The Art of War

by Erin Thursby
Built around an incredible collection of WWII war effort posters, the Art of War Exhibition at the Cummer Museum of Art and Gardens would be worth a look for both the graphic art enthusiast and the historically minded.
The collection got started by Major General Gerald Stack Maloney, Jr., whose desire to own these posters was sparked by the ambition to become an air force pilot. Gerry was just nine years old, standing on a bluff on Cape Cod Bay, when a T-40 plane buzzed the beach, right at his eye level. He waved to the pilot, the pilot did a wing-over, came back again and they waved at each other. That was the moment that Maloney decided what he wanted to be when he grew up: “And I said, ‘I want to be a fighter pilot. I’m going to be a fighter pilot.’”
Then, when his father’s business got a war poster to put up, Gerry wrote the governmental agency responsible for printing that particular poster to get more posters. As he was crazy about airplanes, he wrote in the hopes that he would get a poster with a plane on it. Despite not getting what he wanted to begin with, he thought the posters were interesting, so he began collecting them, writing to multiple agencies responsible for printing the posters each week throughout the war. The result was an astounding collection of more than 200 posters.
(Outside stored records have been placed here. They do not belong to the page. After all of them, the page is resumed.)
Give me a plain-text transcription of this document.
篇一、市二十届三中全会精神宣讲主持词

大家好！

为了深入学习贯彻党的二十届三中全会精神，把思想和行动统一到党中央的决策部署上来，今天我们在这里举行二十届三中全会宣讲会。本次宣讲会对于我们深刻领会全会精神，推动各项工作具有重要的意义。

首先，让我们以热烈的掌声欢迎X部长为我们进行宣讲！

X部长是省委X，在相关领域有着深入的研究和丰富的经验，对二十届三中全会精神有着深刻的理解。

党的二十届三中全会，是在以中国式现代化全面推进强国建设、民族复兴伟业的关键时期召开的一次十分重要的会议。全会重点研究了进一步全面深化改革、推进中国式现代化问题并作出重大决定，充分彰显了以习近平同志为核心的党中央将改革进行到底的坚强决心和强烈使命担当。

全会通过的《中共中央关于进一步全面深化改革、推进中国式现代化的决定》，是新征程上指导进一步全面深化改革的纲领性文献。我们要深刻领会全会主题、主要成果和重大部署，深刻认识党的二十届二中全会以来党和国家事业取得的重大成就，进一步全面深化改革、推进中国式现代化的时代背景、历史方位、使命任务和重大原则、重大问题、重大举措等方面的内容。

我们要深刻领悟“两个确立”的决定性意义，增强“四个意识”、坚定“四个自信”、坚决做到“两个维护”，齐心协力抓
Maloney himself is as engaging his collection, as he tells the story of his path to becoming a fighter pilot despite tremendous odds. He was dyslexic before anyone knew what that meant and part of two fingers and a thumb was blown off when he was young. There was no room for disability of any kind at a time when fighter pilots were supposed to be perfect.
As to the posters themselves, they are riveting and surprisingly relevant. Posters encouraging recycling, women in the workforce and even one of an African-American Vet, who worked on the factory line after he was sent home for injuries, all seem fresh and progressive for our perception of the times. But these messages are contrasted by somewhat religious or highly politically incorrect messages that would never be printed by a government agency today. The caricature of the Japanese, a Nazi uniformed hand plunging a knife into a Bible and images of crosses are all memes that serve to separate that time from this.
The messages are clear and dramatic for a reason. Their aim, says Cummer Curator Holly Keris was “to inspire, engage, scare or otherwise mobilize Americans who were here on the home front.” Some use simple lines and could have been drawn up by a design student today. Others show their age or a sentimentality that rings sincere, perhaps because of the time. One of Gerry’s favorite posters is that of a Spaniel dog laying on couch waiting for a master who never came home from the war.
In the back of the exhibition, you’ll find a video slide show tribute to our local military men and women. These are all photos submitted to the museum when the Cummer asked the community for family photos of the our soldiers. The presentation has images from current military life to black and white photos from conflicts past.